Suppose that I'm trying to construct Laurent series for the following complex function:
$$f(z)=(z^2+4)^{\frac{1}{3}}$$
Since I have a 1/3 exponent, this means that my branch points must extend to infinity when I define my branch cut (to make f single-valued). So, even though I may define a Laurent series such that |z|>2, it is not valid because the branch cut introduces discontinuities, correct? Is this reasoning the right way to think about it?

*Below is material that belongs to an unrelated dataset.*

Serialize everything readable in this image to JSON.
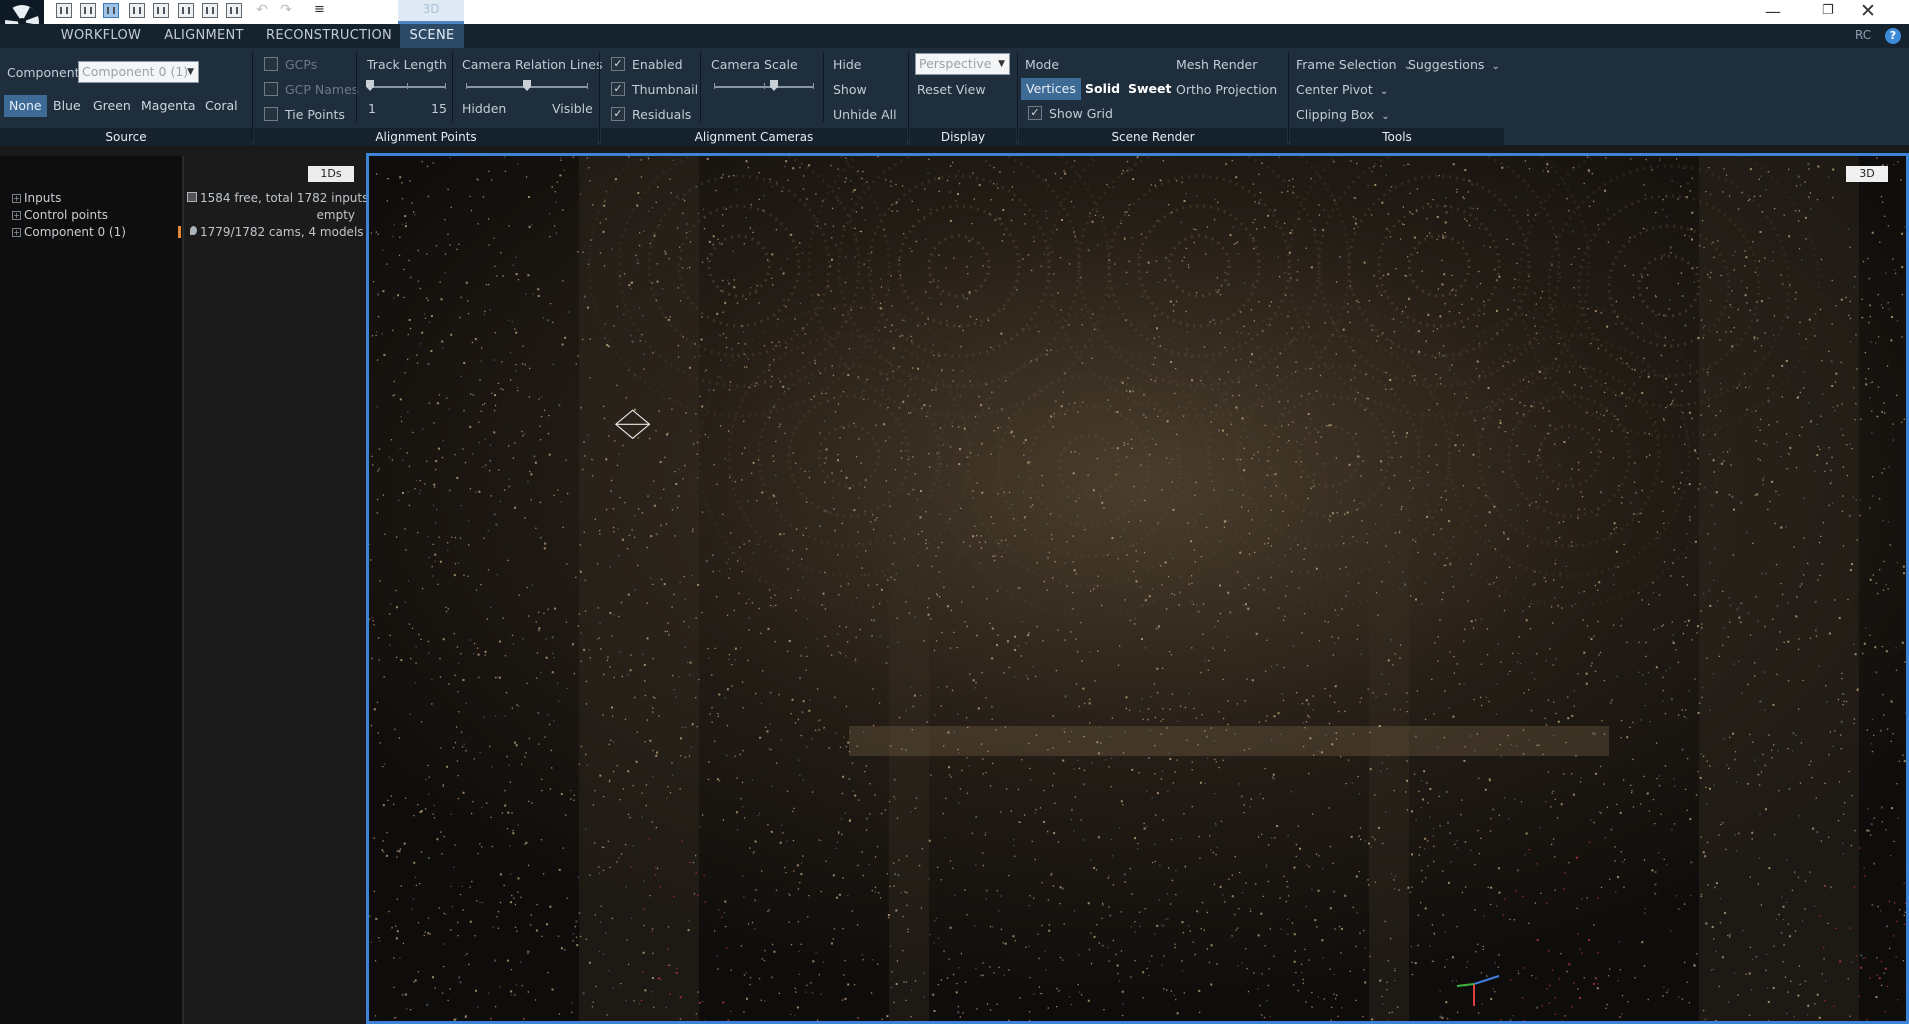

I ask because I constructed the Laurent series in the region |z| > 2, programmed it in Matlab, and I'm getting the correct results.
Here's what I calculated for |z| > 2:
$$f(z)=z^{\frac{2}{3}}\sum\limits_{n=0}^{\infty} \frac{\Gamma(4/3)}{n!\Gamma(4/3-n)}(\frac{2}{z})^{2n}$$
The function $$ F(z) = z^{-2/3} f(z) = (1+4z^{-2})^{1/3} $$ admits a single-valued holomorphic branch in $|z|>2$, which you can indeed expand into a Laurent series. This is the series in your post.
However, multiplying by $z^{2/3}$ you do not get a Laurent series for the original $f$. By its definition, a Laurent series does not have fractional powers of $z$.
So: you have a representation for (multi-valued) $f$ in terms of (multi-valued) $z^{2/3}$. It's just not a Laurent series of $f$.